SCLaan commented 7 months ago

MWE:

import os
from pathlib import Path

import dfm_tools as dfmt

# Settings
timevect    = {'t_start' : '2021-12-31 12:00:00', # include last time step in year before simulation starts
               't_end'   : '2022-01-02 12:00:00'} # include first time step in year after simulation finishes
coords      = [-76,-59,35,46]
refdate_str = 'MINUTES since 2015-01-01 00:00:00'
datadir     = r'.\data_test' # directory for downloaded files
overwrite   = True # overwrite existing files?

# Download data
os.makedirs(datadir, exist_ok=True)
dfmt.download_CMEMS('zos',
                    longitude_min=coords[0],longitude_max=coords[1],
                    latitude_min=coords[2], latitude_max=coords[3],
                    date_min=timevect['t_start'], date_max=timevect['t_end'],
                    dir_output=datadir, overwrite=overwrite)

# Convert to .bc
conversion_dict  = dfmt.get_conversion_dict()
data_xr_vars = dfmt.open_dataset_extra(dir_pattern=Path(datadir,'{ncvarname}_*.nc'),
                                       quantity='waterlevelbnd', reverse_depth=True,
                                       tstart=timevect['t_start'], tstop=timevect['t_end'],
                                       conversion_dict=conversion_dict,
                                       refdate_str=refdate_str)

Another good example would be to download monthly output and convert this to a period that doesn't start or end on the first of the month.

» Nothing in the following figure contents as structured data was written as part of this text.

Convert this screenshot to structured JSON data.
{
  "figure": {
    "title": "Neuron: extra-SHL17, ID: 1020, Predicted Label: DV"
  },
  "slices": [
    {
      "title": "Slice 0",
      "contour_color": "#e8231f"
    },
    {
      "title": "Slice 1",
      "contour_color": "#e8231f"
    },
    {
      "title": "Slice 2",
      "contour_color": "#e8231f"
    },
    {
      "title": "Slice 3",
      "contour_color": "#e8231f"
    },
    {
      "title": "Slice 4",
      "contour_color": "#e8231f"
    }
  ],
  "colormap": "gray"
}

For example when downloading and converting monthly-mean NO3 (freq='M') from dataset_id='global-analysis-forecast-bio-001-028-monthly':

import os
from pathlib import Path

import dfm_tools as dfmt

# Settings
timevect    = {'t_start' : '2021-12-31 12:00:00', # include last time step in year before simulation starts
               't_end'   : '2022-01-02 12:00:00'} # include first time step in year after simulation finishes
coords      = [-76,-59,35,46]
refdate_str = 'MINUTES since 2015-01-01 00:00:00'
datadir     = r'.\data_test' # directory for downloaded files
overwrite   = True # overwrite existing files?

# Download data
os.makedirs(datadir, exist_ok=True)
dfmt.download_CMEMS('no3',
                    longitude_min=coords[0],longitude_max=coords[1],
                    latitude_min=coords[2], latitude_max=coords[3],
                    date_min=timevect['t_start'], date_max=timevect['t_end'],
                    freq='M', dataset_id='global-analysis-forecast-bio-001-028-monthly',
                    dir_output=datadir, overwrite=overwrite)

# Convert to .bc
conversion_dict  = dfmt.get_conversion_dict()
data_xr_vars = dfmt.open_dataset_extra(dir_pattern=Path(datadir,'{ncvarname}_*.nc'),
                                       quantity='tracerbndNO3', reverse_depth=True,
                                       tstart=timevect['t_start'], tstop=timevect['t_end'],
                                       conversion_dict=conversion_dict,
                                       refdate_str=refdate_str)
veenstrajelmer commented 6 months ago

This also happens in tests/examples/preprocess_interpolate_nc_to_bc.py now (https://github.com/Deltares/dfm_tools/issues/802), which was not the case before: "OutOfRangeError: requested tstop 2012-04-01 12:00:00 outside of available range 2012-01-16 12:00:00 to 2012-03-16 12:00:00."

import os
import dfm_tools as dfmt
import xarray as xr
file_pli = r'p:\archivedprojects\11208054-004-dcsm-fm\models\model_input\bnd_cond\pli\DCSM-FM_OB_all_20181108.pli'
tstart = '2012-01-16 12:00'
tstop = '2012-04-16 12:00'
dir_sourcefiles_waq = r'p:\archivedprojects\11206304-futuremares-rawdata-preps\python_scripts\ocean_boundaryCMEMS\data_monthly'
dir_pattern = os.path.join(dir_sourcefiles_waq,'cmems_mod_glo_bgc_my_0.25_P1M-m_{ncvarname}_*.nc') 
ds = xr.open_mfdataset(dir_pattern.format(ncvarname="no3"))
print(ds.time)
data_xr_vars = dfmt.open_dataset_extra(dir_pattern=dir_pattern, 
                                       quantity='tracerbndNO3',
                                       tstart=tstart, tstop=tstop)`

But this is actually since the source data is monthly and mixed noon/midnight times.